The study, published in the Journal of the American Medical Association, compared Medicare mortality rates for pneumonia and the two heart conditions for high- and low-performing hospitals with those for 19 medical and surgical conditions, such as stroke, renal failure, coronary artery bypass grafting and colon resection.
It found a composite of the medical and surgical mortality rates was 3.6% lower, after adjusting for risk, among hospitals in the top performance quartile on the trio of Medicare mortality rates when compared with the worst-performing hospitals.
Medicare first reported the cardiac mortality measures six years ago, and pneumonia followed a year later. Performance soon will be tied to Medicare payment. Starting in 2014, CMS will use mortality rates as measures in the Patient Protection and Affordable Care Act's value-based purchasing initiative, wrote Jha and co-authors Dr. Marta McCrum, Dr. Karen Joynt, E. John Orav and Dr.
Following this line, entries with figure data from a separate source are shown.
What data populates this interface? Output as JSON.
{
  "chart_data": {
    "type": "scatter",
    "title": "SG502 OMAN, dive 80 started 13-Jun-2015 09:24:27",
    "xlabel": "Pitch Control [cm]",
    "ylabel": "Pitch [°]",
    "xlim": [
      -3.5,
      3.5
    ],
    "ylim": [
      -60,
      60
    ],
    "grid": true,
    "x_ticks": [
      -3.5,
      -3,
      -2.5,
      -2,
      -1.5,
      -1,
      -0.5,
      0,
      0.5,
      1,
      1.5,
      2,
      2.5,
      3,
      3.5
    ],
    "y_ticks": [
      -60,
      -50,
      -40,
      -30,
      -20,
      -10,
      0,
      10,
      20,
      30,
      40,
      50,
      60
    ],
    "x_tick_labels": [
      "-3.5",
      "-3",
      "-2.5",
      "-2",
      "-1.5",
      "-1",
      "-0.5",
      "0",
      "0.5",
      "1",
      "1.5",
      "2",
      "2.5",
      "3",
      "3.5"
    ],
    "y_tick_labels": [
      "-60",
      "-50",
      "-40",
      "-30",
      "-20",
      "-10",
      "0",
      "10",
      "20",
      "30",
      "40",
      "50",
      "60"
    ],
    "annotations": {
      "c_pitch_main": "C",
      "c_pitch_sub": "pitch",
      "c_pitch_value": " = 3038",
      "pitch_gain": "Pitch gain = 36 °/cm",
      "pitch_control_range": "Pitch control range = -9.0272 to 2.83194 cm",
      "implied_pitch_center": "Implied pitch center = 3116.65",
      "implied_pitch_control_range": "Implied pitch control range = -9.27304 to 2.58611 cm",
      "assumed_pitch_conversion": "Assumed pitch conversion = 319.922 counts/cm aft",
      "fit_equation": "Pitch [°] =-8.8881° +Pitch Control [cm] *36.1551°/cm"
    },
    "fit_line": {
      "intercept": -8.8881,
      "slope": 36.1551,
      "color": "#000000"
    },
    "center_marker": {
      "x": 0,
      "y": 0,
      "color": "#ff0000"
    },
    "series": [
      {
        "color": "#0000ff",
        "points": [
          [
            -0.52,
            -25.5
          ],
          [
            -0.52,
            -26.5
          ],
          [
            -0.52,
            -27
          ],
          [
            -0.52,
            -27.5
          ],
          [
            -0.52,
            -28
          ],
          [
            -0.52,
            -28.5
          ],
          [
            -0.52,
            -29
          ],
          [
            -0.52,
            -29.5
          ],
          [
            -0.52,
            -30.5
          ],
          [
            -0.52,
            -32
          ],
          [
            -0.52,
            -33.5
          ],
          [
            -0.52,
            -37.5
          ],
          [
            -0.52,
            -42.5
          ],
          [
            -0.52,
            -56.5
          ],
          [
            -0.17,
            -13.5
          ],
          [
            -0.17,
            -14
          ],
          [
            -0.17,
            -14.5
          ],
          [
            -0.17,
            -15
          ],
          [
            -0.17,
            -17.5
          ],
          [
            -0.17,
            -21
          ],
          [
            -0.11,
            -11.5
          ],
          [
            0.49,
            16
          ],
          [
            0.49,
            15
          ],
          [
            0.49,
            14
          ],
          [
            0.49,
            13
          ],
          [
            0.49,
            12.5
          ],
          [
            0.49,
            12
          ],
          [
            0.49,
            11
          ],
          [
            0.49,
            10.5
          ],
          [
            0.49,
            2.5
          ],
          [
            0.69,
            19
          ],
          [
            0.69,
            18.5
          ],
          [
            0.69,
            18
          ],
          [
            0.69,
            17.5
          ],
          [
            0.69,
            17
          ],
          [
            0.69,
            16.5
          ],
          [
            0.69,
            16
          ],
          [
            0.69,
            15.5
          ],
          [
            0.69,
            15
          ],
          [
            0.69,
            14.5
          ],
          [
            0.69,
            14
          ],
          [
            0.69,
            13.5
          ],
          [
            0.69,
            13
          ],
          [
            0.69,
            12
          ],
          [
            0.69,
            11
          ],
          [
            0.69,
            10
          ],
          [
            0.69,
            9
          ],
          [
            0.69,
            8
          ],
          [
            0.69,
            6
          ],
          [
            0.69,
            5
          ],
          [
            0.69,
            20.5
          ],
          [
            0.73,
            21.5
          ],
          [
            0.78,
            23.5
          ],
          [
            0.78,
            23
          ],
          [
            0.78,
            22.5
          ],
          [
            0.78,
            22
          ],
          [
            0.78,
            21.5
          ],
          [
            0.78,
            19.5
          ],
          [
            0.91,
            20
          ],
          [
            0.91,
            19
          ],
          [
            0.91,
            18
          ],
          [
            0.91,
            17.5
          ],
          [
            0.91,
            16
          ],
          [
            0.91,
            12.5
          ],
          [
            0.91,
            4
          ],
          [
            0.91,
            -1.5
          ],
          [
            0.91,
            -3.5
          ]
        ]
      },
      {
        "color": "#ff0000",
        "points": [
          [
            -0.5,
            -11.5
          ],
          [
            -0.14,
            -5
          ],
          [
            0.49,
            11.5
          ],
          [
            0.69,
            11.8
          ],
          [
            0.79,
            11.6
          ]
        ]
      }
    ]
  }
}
Atul Gawande.
Jha said he entered the analysis skeptical that the work would find a strong correlation. The results came as a surprise. “I expected there to be a very, very small effect,” he said. “This is why we do research.”
The correlation suggests there may be factors at work across an entire hospital—not just one department, such as cardiology—that improve quality outcomes, he said. “Leadership and culture probably matter a lot,” he said.
Further collection and public reporting on quality measures now could focus on expanding outcomes measures other than mortality, since a limited number of mortality rates provide a snapshot of overall mortality rates, he said.
This would benefit patients in several ways. Patients deciding where to go for care would not be overwhelmed by dozens of mortality statistics. And they would benefit from public reporting on additional quality measures such as infection rates and medication errors.